L’Encyclopédie/1re édition/ETÉSIENS

ETÉSIENS, (Vents) Hydrogr. & Hist. anc.) Les anciens donnoient le nom d’étésiens, du terme grec ἐτήσιος, qui signifie anniversaire, à des vents dont le souffle se faisoit sentir régulierement chaque année, & rafraîchissoit l’air pendant six ou sept semaines, depuis le solstice d’été jusque dans la canicule. Le regne des vents étésiens étoit annoncé par ceux que l’on nommoit prodromes ou précurseurs, durant quelques jours.
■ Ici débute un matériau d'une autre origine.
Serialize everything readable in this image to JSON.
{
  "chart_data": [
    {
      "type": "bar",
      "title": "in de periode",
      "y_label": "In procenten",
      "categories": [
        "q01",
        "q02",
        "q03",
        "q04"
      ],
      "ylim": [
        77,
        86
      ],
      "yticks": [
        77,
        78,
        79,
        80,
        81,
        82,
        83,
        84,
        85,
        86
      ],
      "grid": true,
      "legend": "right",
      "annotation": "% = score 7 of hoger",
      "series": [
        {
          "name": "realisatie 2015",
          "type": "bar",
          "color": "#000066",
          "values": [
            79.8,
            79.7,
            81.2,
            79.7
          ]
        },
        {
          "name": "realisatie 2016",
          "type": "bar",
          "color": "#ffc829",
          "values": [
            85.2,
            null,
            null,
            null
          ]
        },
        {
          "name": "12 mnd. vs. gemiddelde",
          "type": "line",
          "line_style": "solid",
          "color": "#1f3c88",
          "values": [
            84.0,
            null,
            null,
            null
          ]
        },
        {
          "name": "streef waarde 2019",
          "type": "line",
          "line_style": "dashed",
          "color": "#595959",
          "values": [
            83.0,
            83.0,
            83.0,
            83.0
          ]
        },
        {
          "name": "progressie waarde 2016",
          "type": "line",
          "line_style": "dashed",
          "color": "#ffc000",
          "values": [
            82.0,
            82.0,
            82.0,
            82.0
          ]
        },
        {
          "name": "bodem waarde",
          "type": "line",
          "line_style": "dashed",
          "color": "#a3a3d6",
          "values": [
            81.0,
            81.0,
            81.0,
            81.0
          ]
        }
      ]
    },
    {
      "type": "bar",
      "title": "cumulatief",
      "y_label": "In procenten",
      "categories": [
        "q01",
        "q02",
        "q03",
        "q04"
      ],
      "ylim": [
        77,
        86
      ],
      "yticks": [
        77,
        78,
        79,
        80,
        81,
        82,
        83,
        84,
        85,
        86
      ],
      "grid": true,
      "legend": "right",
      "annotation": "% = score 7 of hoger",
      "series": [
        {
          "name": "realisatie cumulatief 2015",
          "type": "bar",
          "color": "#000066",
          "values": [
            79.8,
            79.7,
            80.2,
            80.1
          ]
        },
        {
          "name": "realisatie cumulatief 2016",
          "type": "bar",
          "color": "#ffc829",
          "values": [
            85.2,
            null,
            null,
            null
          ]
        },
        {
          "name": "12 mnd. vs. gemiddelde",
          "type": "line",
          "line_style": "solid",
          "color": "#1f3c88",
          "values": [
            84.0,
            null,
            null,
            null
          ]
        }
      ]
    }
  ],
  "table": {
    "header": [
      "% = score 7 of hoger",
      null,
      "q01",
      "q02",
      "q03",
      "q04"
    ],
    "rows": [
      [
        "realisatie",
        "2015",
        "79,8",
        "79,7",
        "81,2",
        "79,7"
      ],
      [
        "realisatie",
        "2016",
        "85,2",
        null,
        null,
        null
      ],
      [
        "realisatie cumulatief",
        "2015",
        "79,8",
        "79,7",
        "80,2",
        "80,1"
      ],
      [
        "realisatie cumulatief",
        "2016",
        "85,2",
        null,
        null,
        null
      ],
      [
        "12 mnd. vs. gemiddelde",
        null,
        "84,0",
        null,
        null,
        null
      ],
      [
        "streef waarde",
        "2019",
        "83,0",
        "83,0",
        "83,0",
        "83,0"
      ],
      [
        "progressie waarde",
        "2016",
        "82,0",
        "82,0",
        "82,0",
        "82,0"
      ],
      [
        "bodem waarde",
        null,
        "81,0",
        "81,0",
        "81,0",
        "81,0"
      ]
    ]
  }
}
Ces vents mettant de la température dans l’air pendant la saison des chaleurs, la plus commune opinion veut qu’ils soufflent de la bande du nord ; & c’est ainsi que le vent de nord étant le traversier des bouches du Nil, dont le cours en général est du midi au septentrion, les anciens attribuoient aux vents étésiens, pendant Juin & Juillet, le refoulement des eaux du fleuve, qui pouvoit contribuer à son débordement régulier dans la même saison. Le rhumb de ce vent n’est pas néanmoins tellement fixé à cette région du monde, qu’il ne participe de plusieurs autres ; & le nom d’étésiens est appliqué à des vents venans du couchant comme du septentrion. C’est par cette raison que dans plusieurs auteurs anciens, les étésiens sont déclarés favorables sur la Méditerranée, à ceux qui font route d’occident en orient ; & accusés d’être contraires pour la route opposée. C’est ainsi qu’on peut entendre les vents étésiens dans quelques endroits de Cicéron & de Tacite. Aristote ou l’auteur grec, quel qu’il soit, du traité intitulé le Monde, dit formellement que les étésiens tiennent également du vent ζέφυρος comme de l’ἄρκτος ; & Diodore de Sicile, liv. I. ch. xxxjx. étend la bande des vents étésiens jusqu’au couchant d’été. On trouve même dans Pline & dans Strabon, d’après Posidonius, que des vents soufflans de l’est sont appellés étésiens ; mais il est constant qu’en cela ils s’écartent de l’idée la plus générale qu’on doit avoir des vents étésiens : & cette communication du nom d’étésiens à des vents étrangers à la région ordinaire des Etésiens, ne peut être admise ou autorisée, qu’autant que la dénomination en elle-même deviendra propre à tout vent qui soufflera régulierement. Il en seroit de même du nom de vent alisé, qui vient du vieux terme alis, qui signifie réglé, quoiqu’il soit spécialement employé à désigner le vent qui regne sur les mers renfermées entre les tropiques, & qui dans la mer du Sud particulierement, conduit les navigateurs d’orient en occident. Voyez Vent & Alisé. Cet article est de M. d’Anville, de l’académie royale des Inscriptions & Belles-Lettres.